Differentiation involves balancing two basic life forces: the drive for individuality and the drive for togetherness. Individuality propels us to follow our own directives, to be on our own, to create a unique identity. Togetherness pushes us to follow the directives of others, to be a part of the group. When these two life forces for individuality and togetherness are expressed in balanced, healthy ways, the result is a meaningful relationship that doesn’t deteriorate into emotional fusion. Giving up your individuality to be together is as defeating in the long run as giving up your relationship to maintain your individuality. Either way, you end up being less of a person with less of a relationship.
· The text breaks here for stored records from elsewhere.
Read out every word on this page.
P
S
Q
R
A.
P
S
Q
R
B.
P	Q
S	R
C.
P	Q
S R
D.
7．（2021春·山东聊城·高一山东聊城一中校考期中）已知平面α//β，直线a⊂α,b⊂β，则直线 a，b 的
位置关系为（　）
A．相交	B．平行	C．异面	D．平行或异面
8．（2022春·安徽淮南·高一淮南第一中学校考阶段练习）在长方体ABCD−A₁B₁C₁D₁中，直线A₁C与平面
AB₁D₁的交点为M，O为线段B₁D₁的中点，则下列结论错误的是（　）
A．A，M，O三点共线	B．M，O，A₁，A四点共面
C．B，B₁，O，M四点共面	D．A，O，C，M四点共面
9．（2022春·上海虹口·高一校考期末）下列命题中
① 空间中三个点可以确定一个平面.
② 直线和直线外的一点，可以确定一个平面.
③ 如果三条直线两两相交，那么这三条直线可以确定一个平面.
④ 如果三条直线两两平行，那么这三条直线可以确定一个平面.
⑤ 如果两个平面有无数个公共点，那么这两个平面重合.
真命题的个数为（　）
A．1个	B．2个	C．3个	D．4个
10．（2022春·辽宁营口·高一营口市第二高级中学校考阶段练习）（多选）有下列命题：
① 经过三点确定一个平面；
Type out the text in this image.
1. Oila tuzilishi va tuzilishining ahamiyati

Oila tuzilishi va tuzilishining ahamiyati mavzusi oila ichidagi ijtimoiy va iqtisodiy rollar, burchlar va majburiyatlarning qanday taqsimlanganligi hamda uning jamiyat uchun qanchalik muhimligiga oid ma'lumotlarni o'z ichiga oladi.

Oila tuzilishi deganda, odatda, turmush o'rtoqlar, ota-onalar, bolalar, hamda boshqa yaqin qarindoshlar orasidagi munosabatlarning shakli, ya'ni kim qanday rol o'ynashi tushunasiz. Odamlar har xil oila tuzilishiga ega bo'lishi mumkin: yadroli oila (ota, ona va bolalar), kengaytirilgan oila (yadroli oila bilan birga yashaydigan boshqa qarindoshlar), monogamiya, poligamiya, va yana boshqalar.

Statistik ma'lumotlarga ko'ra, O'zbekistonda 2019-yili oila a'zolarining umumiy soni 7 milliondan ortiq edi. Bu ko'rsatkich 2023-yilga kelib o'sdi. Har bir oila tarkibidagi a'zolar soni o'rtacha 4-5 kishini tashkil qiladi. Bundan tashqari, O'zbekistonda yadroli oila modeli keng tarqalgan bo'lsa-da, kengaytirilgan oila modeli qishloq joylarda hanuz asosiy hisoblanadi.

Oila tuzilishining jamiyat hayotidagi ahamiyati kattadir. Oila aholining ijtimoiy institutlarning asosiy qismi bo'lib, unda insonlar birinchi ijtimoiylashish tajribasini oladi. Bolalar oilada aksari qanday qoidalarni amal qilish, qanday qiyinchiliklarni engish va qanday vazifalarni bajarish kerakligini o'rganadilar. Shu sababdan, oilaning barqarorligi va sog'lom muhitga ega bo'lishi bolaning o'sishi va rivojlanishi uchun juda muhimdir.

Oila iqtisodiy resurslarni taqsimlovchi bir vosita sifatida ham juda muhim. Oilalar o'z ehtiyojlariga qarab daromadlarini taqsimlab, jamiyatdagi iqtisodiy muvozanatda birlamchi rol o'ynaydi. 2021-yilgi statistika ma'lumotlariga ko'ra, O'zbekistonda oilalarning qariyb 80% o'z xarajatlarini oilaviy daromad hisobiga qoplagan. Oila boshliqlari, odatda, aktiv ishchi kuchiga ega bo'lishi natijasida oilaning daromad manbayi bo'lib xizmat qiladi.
Giving up your individuality to be together is as defeating in the long run as giving up your relationship to maintain your individuality.David Schnarch
Differentiation is your ability to maintain your sense of self when you are emotionally and/or physically close to others–especially as they become increasingly important to you.
Differentiation permits you to maintain your own course when lovers, friends, and family pressure you to agree and conform. Well-differentiated people can agree without feeling alienated and embittered. They can stay connected with people who disagree with them and still “know who they are.” They don’t have to leave the situation to hold onto their sense of self.
People who are emotionally fused are controlled by their connection. They have lost their ability to direct themselves and so get swept up in how people around them are feeling. There’s room for only on opinion, one position. Differentiation is the ability to stay in connection without being consumed by the other person. Our urge for togetherness and our capacity to care always drive us to seek connection, but true interdependence requires emotionally distinct people.
Emotional fusion is the opposite of differentiation.
Differentiation involves the ability to maintain who you are while you’re close to people important to you.
When we have little differentiation, our identity is constructed our of what’s called a reflected sense of self. We need continual contact, validation, and consensus (or disagreement) from others.
Differentiation occurs by maintaining yourself in the presence of important person, not by getting away from them.